Being able to distinguish between an application-driven intelligence solution and a data-driven intelligence application is important because the development methodology is different. Although both can use agile development methods, there are a number of key differences. For example, Ken Collier in his book Agile Analytics discusses the difference between agile development for data warehousing and business intelligence and that of traditional applications. All in all, you have to know what is different (skill sets, methodology, resources, time frame) for building or using an application-driven intelligence solution vs. a data-driven intelligence application.

Operationally, SLA decisions and IT infrastructure decisions for data-driven intelligence applications probably differ from application-driven intelligence applications. For example, current customer orders must be protected at all cost, so significant data protection, including strong disaster recovery, needs to be in place. However, where external Web data is ingested internally for a big data analysis, it may not make any sense to provide a high level of data protection as the data could simply be re-ingested from its original sources.

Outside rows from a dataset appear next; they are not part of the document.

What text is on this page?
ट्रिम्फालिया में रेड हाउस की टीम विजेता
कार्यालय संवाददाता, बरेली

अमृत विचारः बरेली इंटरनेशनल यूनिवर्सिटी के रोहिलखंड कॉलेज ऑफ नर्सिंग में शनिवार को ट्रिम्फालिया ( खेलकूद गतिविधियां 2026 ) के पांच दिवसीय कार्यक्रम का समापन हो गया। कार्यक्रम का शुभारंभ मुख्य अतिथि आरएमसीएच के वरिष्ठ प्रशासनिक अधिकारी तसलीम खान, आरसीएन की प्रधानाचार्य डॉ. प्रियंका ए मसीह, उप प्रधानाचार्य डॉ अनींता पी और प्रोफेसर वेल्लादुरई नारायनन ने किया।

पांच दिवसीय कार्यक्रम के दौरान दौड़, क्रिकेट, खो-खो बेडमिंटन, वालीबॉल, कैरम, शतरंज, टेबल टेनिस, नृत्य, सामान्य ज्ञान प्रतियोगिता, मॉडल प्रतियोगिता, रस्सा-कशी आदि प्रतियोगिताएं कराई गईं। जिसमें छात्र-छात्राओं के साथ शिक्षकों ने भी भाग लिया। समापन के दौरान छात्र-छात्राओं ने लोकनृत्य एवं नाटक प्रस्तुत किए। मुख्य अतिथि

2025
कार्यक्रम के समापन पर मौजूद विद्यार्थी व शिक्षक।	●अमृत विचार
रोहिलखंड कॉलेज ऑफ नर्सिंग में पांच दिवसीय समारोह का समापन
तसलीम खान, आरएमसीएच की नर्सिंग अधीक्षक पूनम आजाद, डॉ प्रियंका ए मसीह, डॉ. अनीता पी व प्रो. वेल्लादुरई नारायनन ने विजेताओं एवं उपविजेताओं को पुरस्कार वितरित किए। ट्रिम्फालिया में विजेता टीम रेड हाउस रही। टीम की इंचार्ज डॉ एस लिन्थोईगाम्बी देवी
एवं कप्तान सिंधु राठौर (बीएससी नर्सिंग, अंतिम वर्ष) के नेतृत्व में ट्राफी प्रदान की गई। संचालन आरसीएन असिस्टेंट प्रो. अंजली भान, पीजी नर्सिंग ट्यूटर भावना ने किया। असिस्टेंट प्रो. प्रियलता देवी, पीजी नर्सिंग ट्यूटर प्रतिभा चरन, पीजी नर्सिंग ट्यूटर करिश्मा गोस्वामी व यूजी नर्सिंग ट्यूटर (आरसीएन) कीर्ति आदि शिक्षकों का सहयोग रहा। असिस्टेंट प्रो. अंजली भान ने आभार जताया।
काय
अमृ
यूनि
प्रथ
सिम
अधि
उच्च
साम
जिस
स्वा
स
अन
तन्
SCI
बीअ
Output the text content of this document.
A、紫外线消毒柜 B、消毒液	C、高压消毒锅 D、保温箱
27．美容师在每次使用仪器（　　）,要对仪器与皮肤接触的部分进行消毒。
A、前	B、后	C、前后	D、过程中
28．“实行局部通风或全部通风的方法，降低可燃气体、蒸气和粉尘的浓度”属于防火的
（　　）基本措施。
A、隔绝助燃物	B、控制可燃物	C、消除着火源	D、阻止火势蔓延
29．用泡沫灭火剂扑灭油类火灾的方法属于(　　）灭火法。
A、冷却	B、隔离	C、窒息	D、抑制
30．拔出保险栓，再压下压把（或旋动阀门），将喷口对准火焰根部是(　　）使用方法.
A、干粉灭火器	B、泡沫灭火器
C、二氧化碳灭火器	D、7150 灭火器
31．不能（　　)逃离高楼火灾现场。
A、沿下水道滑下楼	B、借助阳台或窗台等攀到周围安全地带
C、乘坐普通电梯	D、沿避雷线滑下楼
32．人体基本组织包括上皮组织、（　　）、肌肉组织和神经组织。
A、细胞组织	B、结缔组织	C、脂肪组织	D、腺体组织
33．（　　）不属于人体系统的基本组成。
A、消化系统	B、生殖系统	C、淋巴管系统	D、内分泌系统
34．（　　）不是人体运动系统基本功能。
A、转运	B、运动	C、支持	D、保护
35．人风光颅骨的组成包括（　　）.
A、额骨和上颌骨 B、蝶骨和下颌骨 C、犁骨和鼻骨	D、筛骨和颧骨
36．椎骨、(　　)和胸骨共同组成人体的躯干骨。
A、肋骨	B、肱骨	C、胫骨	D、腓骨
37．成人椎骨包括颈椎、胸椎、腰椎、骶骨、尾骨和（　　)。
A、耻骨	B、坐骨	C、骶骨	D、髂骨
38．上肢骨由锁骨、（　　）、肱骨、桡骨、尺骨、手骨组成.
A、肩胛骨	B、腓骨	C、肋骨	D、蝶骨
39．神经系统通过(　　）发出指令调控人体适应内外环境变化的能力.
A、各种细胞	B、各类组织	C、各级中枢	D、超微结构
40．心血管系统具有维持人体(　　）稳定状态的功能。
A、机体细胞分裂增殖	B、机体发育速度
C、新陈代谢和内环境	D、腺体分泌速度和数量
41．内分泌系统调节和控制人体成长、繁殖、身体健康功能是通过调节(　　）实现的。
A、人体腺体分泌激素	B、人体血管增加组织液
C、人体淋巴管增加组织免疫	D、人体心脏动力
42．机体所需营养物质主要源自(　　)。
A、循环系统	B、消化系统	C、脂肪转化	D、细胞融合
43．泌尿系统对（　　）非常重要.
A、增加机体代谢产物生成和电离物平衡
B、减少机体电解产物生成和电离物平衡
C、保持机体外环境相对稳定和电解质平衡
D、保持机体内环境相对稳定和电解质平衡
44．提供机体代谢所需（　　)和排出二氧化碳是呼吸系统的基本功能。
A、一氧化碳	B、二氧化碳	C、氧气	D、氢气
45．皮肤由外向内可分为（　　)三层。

You don't have to worry about trying to fit a project into a particular definition. Big data is a hot topic, but what is it exactly? Doug Laney (now of Gartner) introduced the popular concept of volume, variety and velocity. This is a very powerful and useful idea, but it does not precisely define what is big and what is little. Moreover, size alone does not determine value. Using a data-driven intelligence approach causes you to think about its overall value and the software technology that needs to be applied. If the project seems to fit the bill of big data, then call it that. If it does not but still delivers value, go ahead. Be benefit-driven, not label-driven.

Recognize that collectively data-driven intelligence is the engine that makes more data-centric IT possible. This collective perspective encompasses all the pieces and gives a better sense of the total value that results when viewing the world through a data-driven intelligence lens.

Mesabi Musings

This is a short introduction to a broad subject and will require further discussion both from a general perspective as well as using specific product illustrations. Now, application-driven intelligence tends to focus on operational business processes. Data-driven intelligence tends to fulfill the needs of management information systems.

The big difference is that the proper use of data-driven intelligence will help organizations switch from intuition-based to data-based decisions--a transformation that should have a positive effect at all levels of an organization.